The course should provide the students with an overall comprehension of the basic concepts of flight dynamics and control.
An important part of the course is dedicated to the fundamental of flight dynamics, which constitutes the basic knowledge for the analysis that leads to the automatic flight control system design.
After the analysis of the aircraft response to pilot commands and to atmospheric disturbances, the course is dedicated to the basic concepts of the conventional classic linear control theory, applied to particularly interesting practical examples concerning civil and military aircraft.
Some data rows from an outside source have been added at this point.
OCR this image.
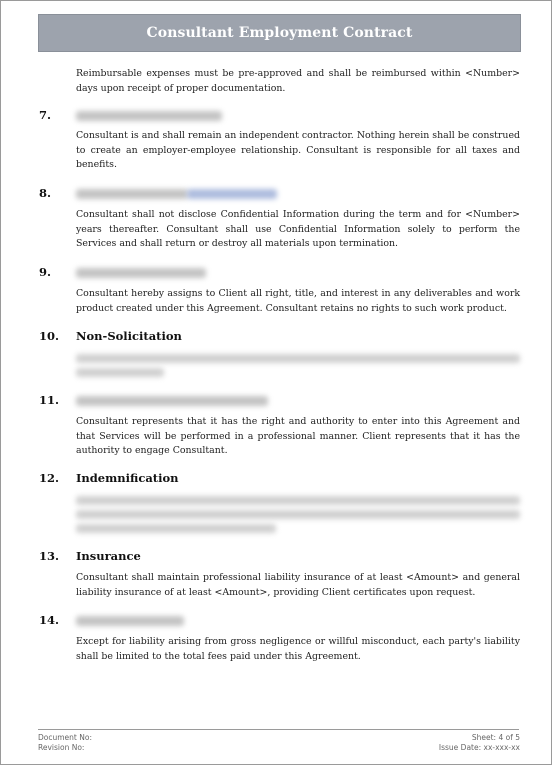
Consultant Employment Contract
Reimbursable expenses must be pre-approved and shall be reimbursed within <Number> days upon receipt of proper documentation.
7.
Consultant is and shall remain an independent contractor. Nothing herein shall be construed to create an employer-employee relationship. Consultant is responsible for all taxes and benefits.
8.
Consultant shall not disclose Confidential Information during the term and for <Number> years thereafter. Consultant shall use Confidential Information solely to perform the Services and shall return or destroy all materials upon termination.
9.
Consultant hereby assigns to Client all right, title, and interest in any deliverables and work product created under this Agreement. Consultant retains no rights to such work product.
10. Non-Solicitation
11.
Consultant represents that it has the right and authority to enter into this Agreement and that Services will be performed in a professional manner. Client represents that it has the authority to engage Consultant.
12. Indemnification
13. Insurance
Consultant shall maintain professional liability insurance of at least <Amount> and general liability insurance of at least <Amount>, providing Client certificates upon request.
14.
Except for liability arising from gross negligence or willful misconduct, each party's liability shall be limited to the total fees paid under this Agreement.
Document No:
Revision No:
Sheet: 4 of 5
Issue Date: xx-xxx-xx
The students are expected to acquire familiarity with concepts and methods used within the field of atmospheric flight guidance and control. The students shall acquire capabilities of designing simple Stability and Control Augmentation Systems and Autopilots, using autonomously developed codes, under the MATLAB/Simulink environment. They should also become familiar with more complex Flight Control Systems installed on modern civil and military aircraft. At the end of the course, the students should have developed the right skills to address autonomously theoretical and practical subjects related to the proposed program, but not necessarily included, within the state-of-the-art and with particular emphasis to the engineering aspects.
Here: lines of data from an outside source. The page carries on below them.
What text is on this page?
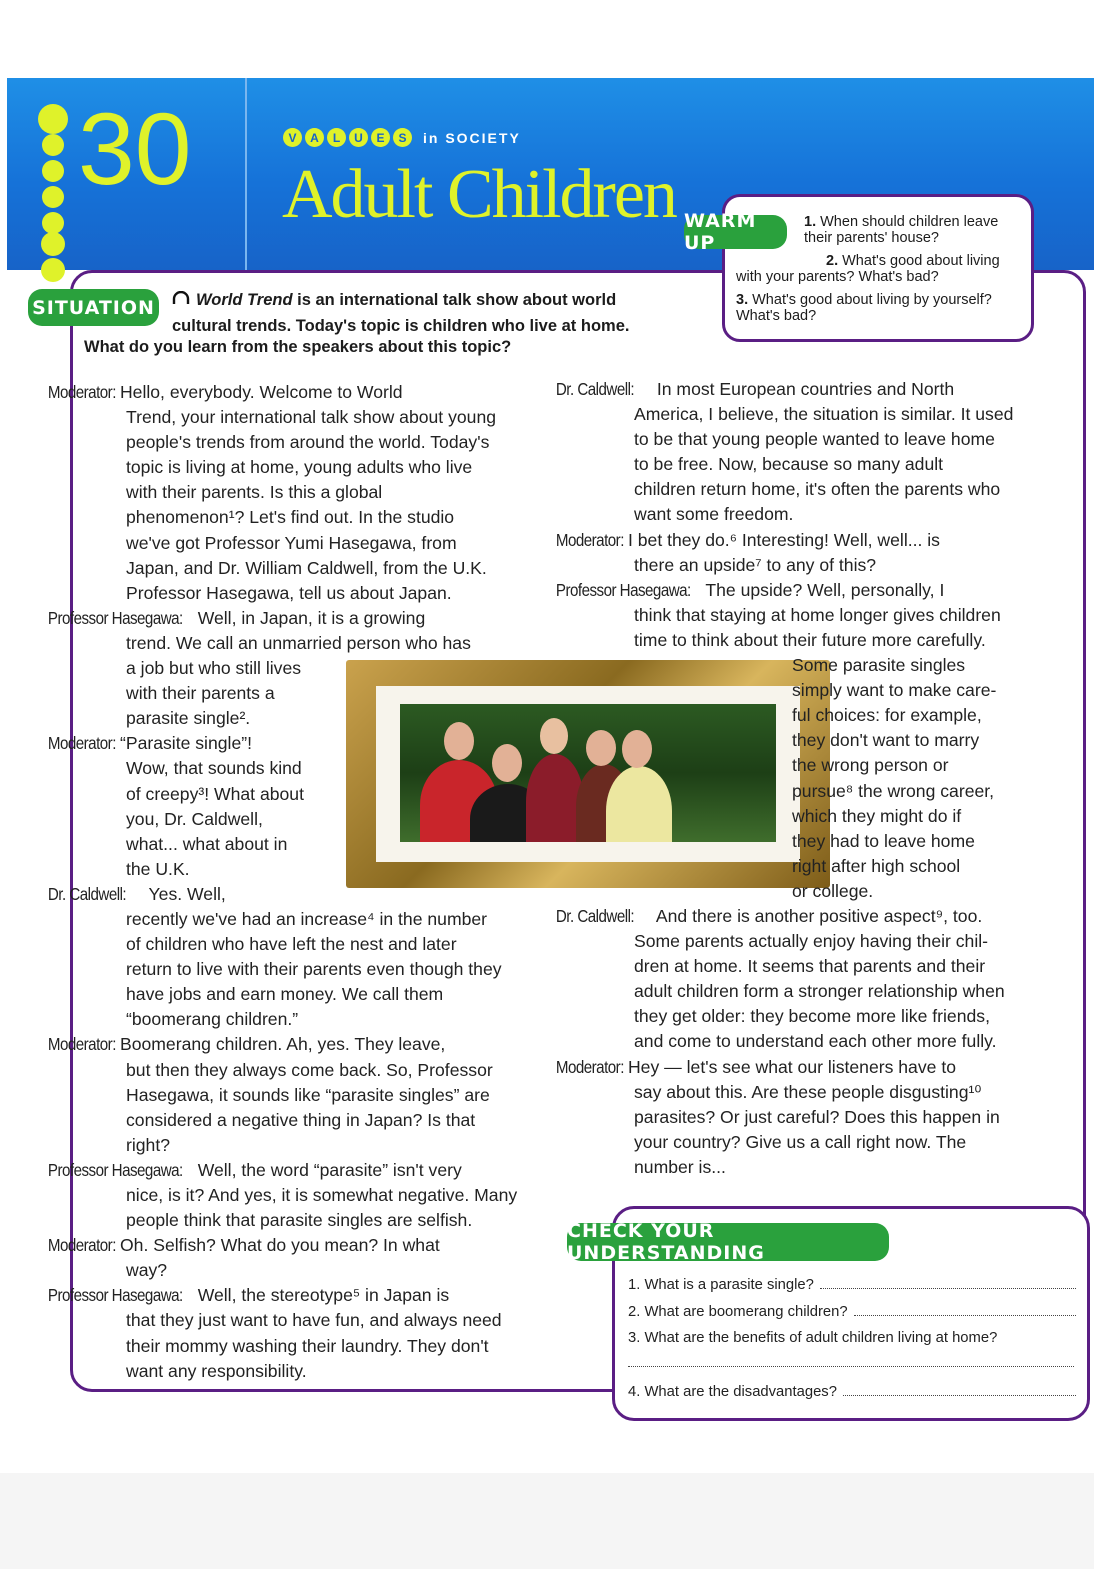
30	V	A	L	U	E	S	in SOCIETY
Adult Children WARM UP
1. When should children leave their parents' house?
2. What's good about living with your parents? What's bad?
3. What's good about living by yourself? What's bad?
SITUATION	World Trend is an international talk show about world
cultural trends. Today's topic is children who live at home.
What do you learn from the speakers about this topic?

Moderator: Hello, everybody. Welcome to World
Trend, your international talk show about young
people's trends from around the world. Today's
topic is living at home, young adults who live
with their parents. Is this a global
phenomenon¹? Let's find out. In the studio
we've got Professor Yumi Hasegawa, from
Japan, and Dr. William Caldwell, from the U.K.
Professor Hasegawa, tell us about Japan.

Professor Hasegawa: Well, in Japan, it is a growing
trend. We call an unmarried person who has
a job but who still lives
with their parents a
parasite single².

Moderator: “Parasite single”!
Wow, that sounds kind
of creepy³! What about
you, Dr. Caldwell,
what... what about in
the U.K.

Dr. Caldwell: Yes. Well,
recently we've had an increase⁴ in the number
of children who have left the nest and later
return to live with their parents even though they
have jobs and earn money. We call them
“boomerang children.”

Moderator: Boomerang children. Ah, yes. They leave,
but then they always come back. So, Professor
Hasegawa, it sounds like “parasite singles” are
considered a negative thing in Japan? Is that
right?

Professor Hasegawa: Well, the word “parasite” isn't very
nice, is it? And yes, it is somewhat negative. Many
people think that parasite singles are selfish.

Moderator: Oh. Selfish? What do you mean? In what
way?

Professor Hasegawa: Well, the stereotype⁵ in Japan is
that they just want to have fun, and always need
their mommy washing their laundry. They don't
want any responsibility.

Dr. Caldwell: In most European countries and North
America, I believe, the situation is similar. It used
to be that young people wanted to leave home
to be free. Now, because so many adult
children return home, it's often the parents who
want some freedom.

Moderator: I bet they do.⁶ Interesting! Well, well... is
there an upside⁷ to any of this?

Professor Hasegawa: The upside? Well, personally, I
think that staying at home longer gives children
time to think about their future more carefully.
Some parasite singles
simply want to make care-
ful choices: for example,
they don't want to marry
the wrong person or
pursue⁸ the wrong career,
which they might do if
they had to leave home
right after high school
or college.

Dr. Caldwell: And there is another positive aspect⁹, too.
Some parents actually enjoy having their chil-
dren at home. It seems that parents and their
adult children form a stronger relationship when
they get older: they become more like friends,
and come to understand each other more fully.

Moderator: Hey — let's see what our listeners have to
say about this. Are these people disgusting¹⁰
parasites? Or just careful? Does this happen in
your country? Give us a call right now. The
number is...

CHECK YOUR UNDERSTANDING
1. What is a parasite single?
2. What are boomerang children?
3. What are the benefits of adult children living at home?
4. What are the disadvantages?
Pre-requirements are basic courses in linear algebra, calculus, and ordinary and partial differential equations and Flight Mechanics.

Aircraft equations of motion in uniform atmosphere
Aircraft response within the small disturbance theory:
o longitudinal and lateral-directional dynamic analysis
o state-space representation
o transfer function representation
o aircraft response to control
o frequency analysis
o turbulence and gust models
Flying/handling qualities and military regulations
Development of a project for a Flight Control System
Design within regulations: specification definition
Approach to classic control theory:
o feedback proportional control
o compensation (Lag/Lead and PID compensators).
o controllability and observability
o state feedback vs. output feedback
Examples of FCS:
o Stability Augmentation Systems:
o Control Augmentation Systems
o Autopilot Systems

The course has a strong practical approach and the students are constantly guided towards the application of theory to case-study examples. Tutorials are, thus, a very important part of the course. For this reason almost half of the course is dedicated to address, solve and analyze the case-study examples proposed within the tutorials.
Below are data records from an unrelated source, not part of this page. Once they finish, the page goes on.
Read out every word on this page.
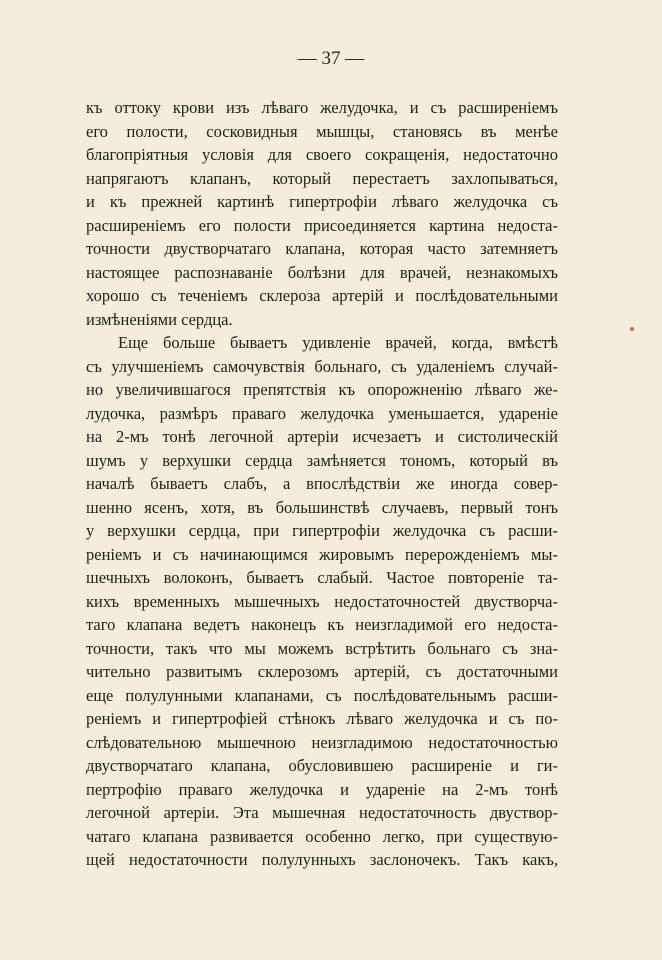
— 37 —
къ оттоку крови изъ лѣваго желудочка, и съ расширеніемъ
его полости, сосковидныя мышцы, становясь въ менѣе
благопріятныя условія для своего сокращенія, недостаточно
напрягаютъ клапанъ, который перестаетъ захлопываться,
и къ прежней картинѣ гипертрофіи лѣваго желудочка съ
расширеніемъ его полости присоединяется картина недоста-
точности двустворчатаго клапана, которая часто затемняетъ
настоящее распознаваніе болѣзни для врачей, незнакомыхъ
хорошо съ теченіемъ склероза артерій и послѣдовательными
измѣненіями сердца.
Еще больше бываетъ удивленіе врачей, когда, вмѣстѣ
съ улучшеніемъ самочувствія больнаго, съ удаленіемъ случай-
но увеличившагося препятствія къ опорожненію лѣваго же-
лудочка, размѣръ праваго желудочка уменьшается, удареніе
на 2-мъ тонѣ легочной артеріи исчезаетъ и систолическій
шумъ у верхушки сердца замѣняется тономъ, который въ
началѣ бываетъ слабъ, а впослѣдствіи же иногда совер-
шенно ясенъ, хотя, въ большинствѣ случаевъ, первый тонъ
у верхушки сердца, при гипертрофіи желудочка съ расши-
реніемъ и съ начинающимся жировымъ перерожденіемъ мы-
шечныхъ волоконъ, бываетъ слабый. Частое повтореніе та-
кихъ временныхъ мышечныхъ недостаточностей двустворча-
таго клапана ведетъ наконецъ къ неизгладимой его недоста-
точности, такъ что мы можемъ встрѣтить больнаго съ зна-
чительно развитымъ склерозомъ артерій, съ достаточными
еще полулунными клапанами, съ послѣдовательнымъ расши-
реніемъ и гипертрофіей стѣнокъ лѣваго желудочка и съ по-
слѣдовательною мышечною неизгладимою недостаточностью
двустворчатаго клапана, обусловившею расширеніе и ги-
пертрофію праваго желудочка и удареніе на 2-мъ тонѣ
легочной артеріи. Эта мышечная недостаточность двуствор-
чатаго клапана развивается особенно легко, при существую-
щей недостаточности полулунныхъ заслоночекъ. Такъ какъ,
The subject is at the state-of-the-art and is very well addressed in many books for expert engineers and undergraduate students. Supplemental notes are provided to registered students through the course web page.
Reference books:
• Robert Nelson, Flight Stability and Automatic Control, 2nd edition, McGraw-Hill Co., 1998
• Brian L Stevens Frank L Lewis, Aircraft control and simulation, Wiley-Interscience, 2003

The final test consist in a traditional oral exam during which the students is expected to address with theoretical and practical argumentations three different subjects. Analysis and discussion on the tutorial results can contribute to the final evaluation. As this is a specialist course, the final evaluation is strongly affected by the student capability of communicating effectively engineering concepts, using a proper terminology within rational and logical cause-effect relationships.